The way this thing works is the R-8 insert is connected to the pulley at the top. It drives the smaller pulley on the top of the idler arm. This in turn drives the large pulley on the bottom of the idler arm and finally makes it back to the lower section of the spindle. The drill chuck assembly is connected to the pulley but has a bearing on the OD that is housed in the R-8 insert. This allows the R-8 adapter to provide all the driving with the pulleys acting as a two step speed increaser. The ratio on the first step is 1:1.6 and the second step is 1:3.95. If you do the math your 4000 rpm Bridgeport can now sport 25,000 rpm at the drill chuck or collet adapter.
Included with the speeder were a couple of nice cross section drawings of the unit. Charlie was a pretty decent draftsman. For many years he designed injection molds at a small tool and die shop in an alley on Heron street in San Francisco. Its all a snooty artsy area now but the die shop looks almost the same as it did back then. When I worked there it was down and dirty industrial area and you had to roust drunks out of the alley if you needed to move equipment around.
This cross section shows the clamp that attaches to the bottom of the quill housing. You can see the chuck shank rides in bearings that isolate it from the R-8 adapter and the machine spindle rotation.
The entire assembly moves up and down with the quill. In this shot you can see the v belt tensioner and the bearing housing for the idler pulleys. When I  used this many years ago the whole deal was rotated around to face away from the operator. Guarding is non existent and definitely close to the operators hands. The belts are very small and would probably not nip a finger off but I'm not too excited to try my theory out.

I fiddled around on the web trying to find these small cross section v belts without any luck. I called my drive component connection Ralph at Bearing Engineering in San Leandro and got the scoop on the belts. He found them easily. I guess they are a metric cross section or angle so I probably wasn't searching with the right search string. Ralph got me some prices right away but before I order the belts I wanted to measure the pulleys more accurately than I had previously by using a soft seamstress tape instead of a regular tape measure.
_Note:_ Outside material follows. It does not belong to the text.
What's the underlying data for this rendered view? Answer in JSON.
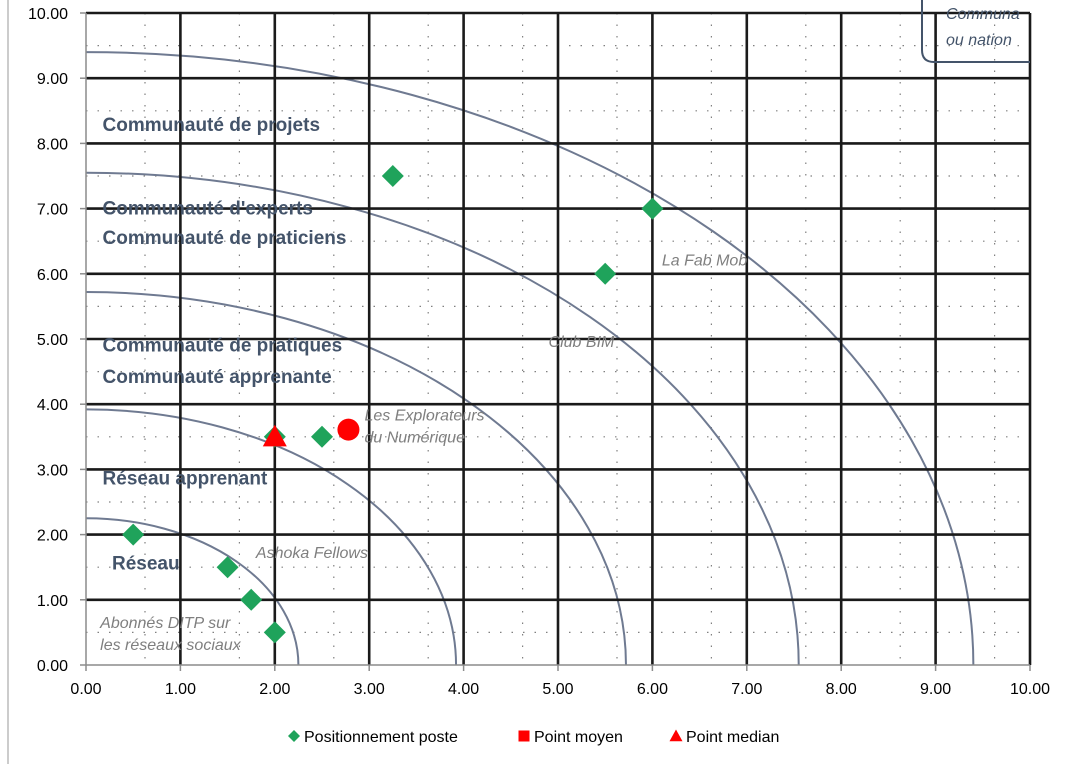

It dawned on me that this might make a good article to write up so I took a few pictures this evening. Guess what I found on the box when I set up to take the pictures?
 Charlie put the belt numbers right on the box for me. I didn't even notice it until now. This is typical toolmaker behavior in case you don't know. In his letter that I found he mentioned his nephew had given him a nifty labeler. Direct quote from the letter,  

"When the keys are punched, it somehow prints the letters (looks like jet printing) in whatever size has been selected, and then runs the finished label out of the machine, where it can be separated from its backing, leaving a good glue for sticking in place." 

The world was changing pretty fast technologically in the early nineties. In many ways Charlie had a child like wonder at things we take for granted now. The first time I sent him a letter with color pictures imbedded in the letter he thought that was almost magic. I tried to get him playing with computers but he always resisted and rightfully so in retrospect. I think he realized that he would become obsessed with them at the expense of what he really loved to do which was work in the shop when ever the mood hit him. 

When I get the new belts I'll shoot some video of the high speed spindle in action and put them on the blog.

Thanks for looking


  1. Hmm, interesting! Never thought of such a thing.

  2. Hi Andre,

    Pretty cool. I shot a video of the unit running. Its on my channel somewhere.